An important aspect of this design was the proximity of similar settlements, key was to spread out risk instead of center it. The distance between these dwellings where usually a few hundred yards up to a quarter of  a mile, and always within signaling distance, using horns, flags or smoke. This forced the enemy to attack only a single dwelling or spread out their forces. Neighboring settlements could quickly come to aid those attacked. Most adults in this realm can both fight and are able riders. A settlement only have to be able to defend themselves for a short time before they can count on help from their neighbors.
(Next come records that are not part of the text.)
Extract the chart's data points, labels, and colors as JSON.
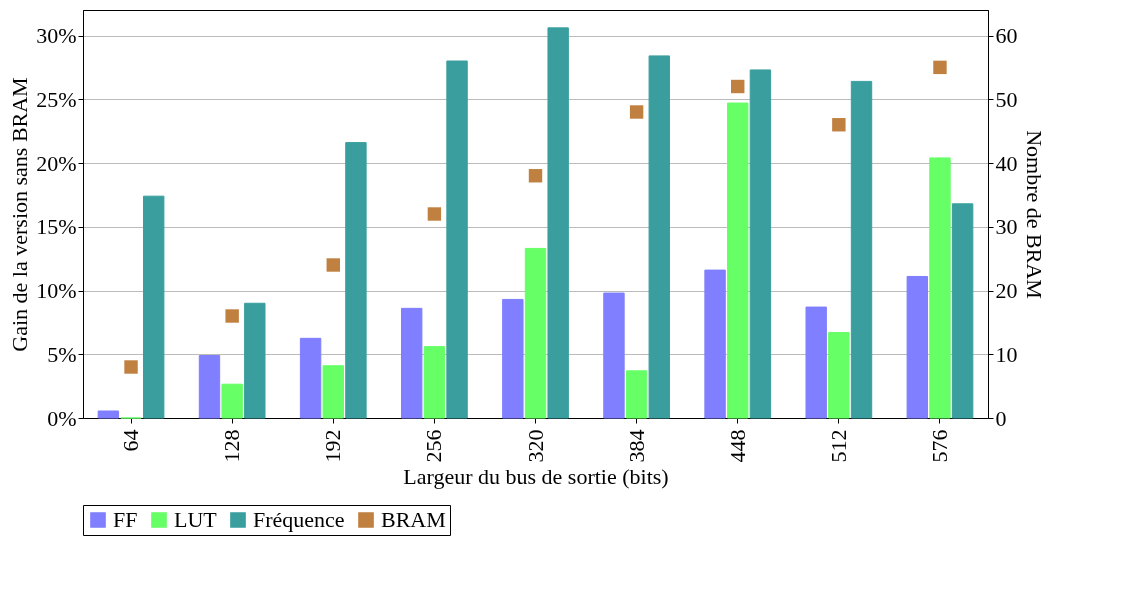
{
  "chart_data": {
    "type": "bar",
    "xlabel": "Largeur du bus de sortie (bits)",
    "ylabel": "Gain de la version sans BRAM",
    "y2label": "Nombre de BRAM",
    "categories": [
      "64",
      "128",
      "192",
      "256",
      "320",
      "384",
      "448",
      "512",
      "576"
    ],
    "series": [
      {
        "name": "FF",
        "color": "#7f7fff",
        "values": [
          0.55,
          4.9,
          6.25,
          8.6,
          9.3,
          9.8,
          11.6,
          8.7,
          11.1
        ]
      },
      {
        "name": "LUT",
        "color": "#66ff66",
        "values": [
          0,
          2.65,
          4.1,
          5.6,
          13.3,
          3.7,
          24.7,
          6.7,
          20.4
        ]
      },
      {
        "name": "Fréquence",
        "color": "#3a9e9e",
        "values": [
          17.4,
          9.0,
          21.6,
          28.0,
          30.6,
          28.4,
          27.3,
          26.4,
          16.8
        ]
      },
      {
        "name": "BRAM",
        "color": "#c08040",
        "type": "scatter",
        "axis": "y2",
        "marker": "square",
        "values": [
          8,
          16,
          24,
          32,
          38,
          48,
          52,
          46,
          55
        ]
      }
    ],
    "ylim": [
      0,
      32
    ],
    "yticks": [
      {
        "value": 0,
        "label": "0%"
      },
      {
        "value": 5,
        "label": "5%"
      },
      {
        "value": 10,
        "label": "10%"
      },
      {
        "value": 15,
        "label": "15%"
      },
      {
        "value": 20,
        "label": "20%"
      },
      {
        "value": 25,
        "label": "25%"
      },
      {
        "value": 30,
        "label": "30%"
      }
    ],
    "y2lim": [
      0,
      64
    ],
    "y2ticks": [
      0,
      10,
      20,
      30,
      40,
      50,
      60
    ],
    "grid": "y",
    "legend": "bottom"
  }
}
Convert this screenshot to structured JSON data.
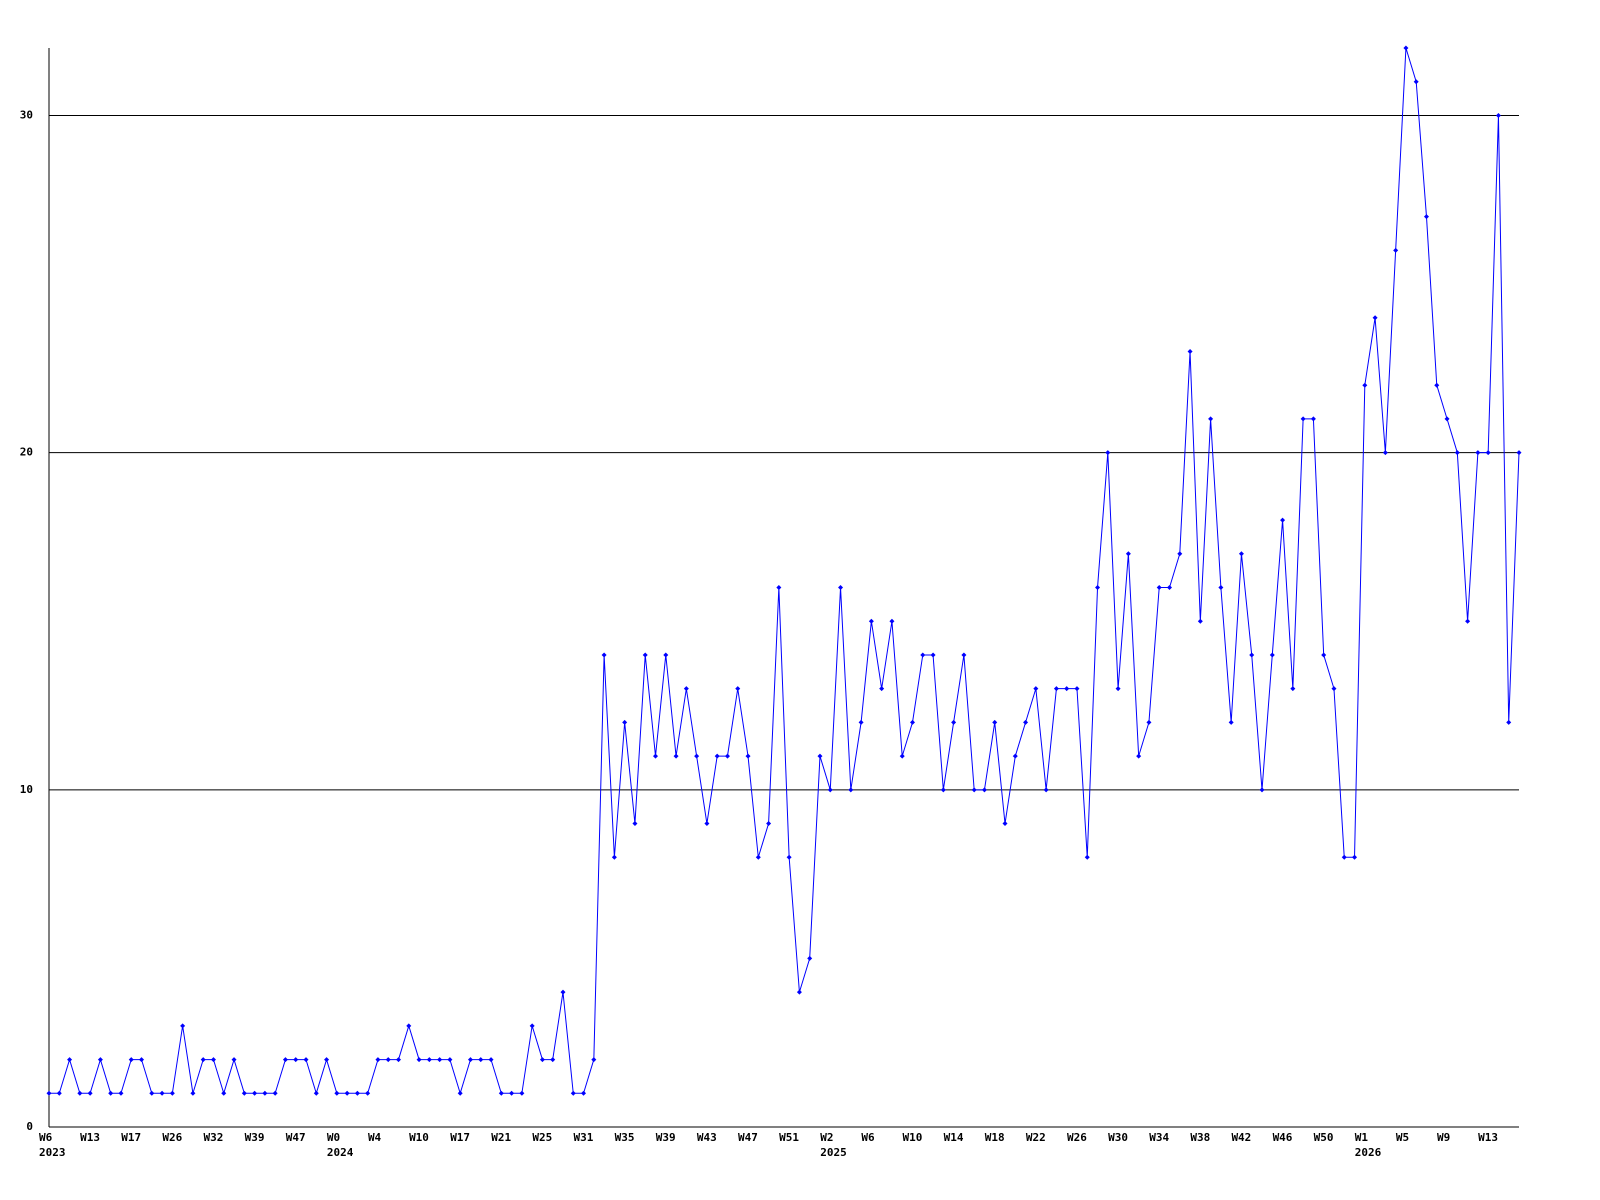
{
  "chart_data": {
    "type": "line",
    "categories": [
      "W6",
      null,
      null,
      null,
      "W13",
      null,
      null,
      null,
      "W17",
      null,
      null,
      null,
      "W26",
      null,
      null,
      null,
      "W32",
      null,
      null,
      null,
      "W39",
      null,
      null,
      null,
      "W47",
      null,
      null,
      null,
      "W0",
      null,
      null,
      null,
      "W4",
      null,
      null,
      null,
      "W10",
      null,
      null,
      null,
      "W17",
      null,
      null,
      null,
      "W21",
      null,
      null,
      null,
      "W25",
      null,
      null,
      null,
      "W31",
      null,
      null,
      null,
      "W35",
      null,
      null,
      null,
      "W39",
      null,
      null,
      null,
      "W43",
      null,
      null,
      null,
      "W47",
      null,
      null,
      null,
      "W51",
      null,
      null,
      null,
      "W2",
      null,
      null,
      null,
      "W6",
      null,
      null,
      null,
      "W10",
      null,
      null,
      null,
      "W14",
      null,
      null,
      null,
      "W18",
      null,
      null,
      null,
      "W22",
      null,
      null,
      null,
      "W26",
      null,
      null,
      null,
      "W30",
      null,
      null,
      null,
      "W34",
      null,
      null,
      null,
      "W38",
      null,
      null,
      null,
      "W42",
      null,
      null,
      null,
      "W46",
      null,
      null,
      null,
      "W50",
      null,
      null,
      null,
      "W1",
      null,
      null,
      null,
      "W5",
      null,
      null,
      null,
      "W9",
      null,
      null,
      null,
      "W13",
      null,
      null,
      null
    ],
    "year_labels": [
      "2023",
      null,
      null,
      null,
      null,
      null,
      null,
      null,
      null,
      null,
      null,
      null,
      null,
      null,
      null,
      null,
      null,
      null,
      null,
      null,
      null,
      null,
      null,
      null,
      null,
      null,
      null,
      null,
      "2024",
      null,
      null,
      null,
      null,
      null,
      null,
      null,
      null,
      null,
      null,
      null,
      null,
      null,
      null,
      null,
      null,
      null,
      null,
      null,
      null,
      null,
      null,
      null,
      null,
      null,
      null,
      null,
      null,
      null,
      null,
      null,
      null,
      null,
      null,
      null,
      null,
      null,
      null,
      null,
      null,
      null,
      null,
      null,
      null,
      null,
      null,
      null,
      "2025",
      null,
      null,
      null,
      null,
      null,
      null,
      null,
      null,
      null,
      null,
      null,
      null,
      null,
      null,
      null,
      null,
      null,
      null,
      null,
      null,
      null,
      null,
      null,
      null,
      null,
      null,
      null,
      null,
      null,
      null,
      null,
      null,
      null,
      null,
      null,
      null,
      null,
      null,
      null,
      null,
      null,
      null,
      null,
      null,
      null,
      null,
      null,
      null,
      null,
      null,
      null,
      "2026",
      null,
      null,
      null,
      null,
      null,
      null,
      null,
      null,
      null,
      null,
      null,
      null,
      null,
      null,
      null
    ],
    "series": [
      {
        "color": "#0000ff",
        "values": [
          1,
          1,
          2,
          1,
          1,
          2,
          1,
          1,
          2,
          2,
          1,
          1,
          1,
          3,
          1,
          2,
          2,
          1,
          2,
          1,
          1,
          1,
          1,
          2,
          2,
          2,
          1,
          2,
          1,
          1,
          1,
          1,
          2,
          2,
          2,
          3,
          2,
          2,
          2,
          2,
          1,
          2,
          2,
          2,
          1,
          1,
          1,
          3,
          2,
          2,
          4,
          1,
          1,
          2,
          14,
          8,
          12,
          9,
          14,
          11,
          14,
          11,
          13,
          11,
          9,
          11,
          11,
          13,
          11,
          8,
          9,
          16,
          8,
          4,
          5,
          11,
          10,
          16,
          10,
          12,
          15,
          13,
          15,
          11,
          12,
          14,
          14,
          10,
          12,
          14,
          10,
          10,
          12,
          9,
          11,
          12,
          13,
          10,
          13,
          13,
          13,
          8,
          16,
          20,
          13,
          17,
          11,
          12,
          16,
          16,
          17,
          23,
          15,
          21,
          16,
          12,
          17,
          14,
          10,
          14,
          18,
          13,
          21,
          21,
          14,
          13,
          8,
          8,
          22,
          24,
          20,
          26,
          32,
          31,
          27,
          22,
          21,
          20,
          15,
          20,
          20,
          30,
          12,
          20
        ]
      }
    ],
    "ylim": [
      0,
      32
    ],
    "yticks": [
      0,
      10,
      20,
      30
    ],
    "grid": true
  }
}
This way of living was the norm until the Oeridians came and wanted to modernize and upgrade the ancient ways of living in cramped dens not much better than a hole in the ground behind a small wall. They built proper houses with defenses, but often spend more lavishly on living standard rather than defense capability. The Oeridian idea of defense was a much bigger castle or keep that was designated to guard a much larger area, often many square miles. The defense installations where a deterrent for the   thugs of the old bandit lands, but woefully inadequate when the well organized terror of the Horned Society and later Iuz came. Maybe a spread out much more nimble defense would have fared better, that we can only speculate in. But a lot of the lowly squires hailing from the rural part of Shield Lands who survived the onslaught swear that the only reason they made it was mobility and mutual aid.

Here in my Critwall map you can see the area outside the wall still being dotted with small settlements that have been, to a varyingly degree, converted to more conventional standard.

Architecture and especially settlement design are often overlooked in fantasy so for my Shield Lands campaign I wanted to take in this aspect in my campaign planning and cartography. It can add a special feel to the campaign, and making sure it feels a bit special and more believable.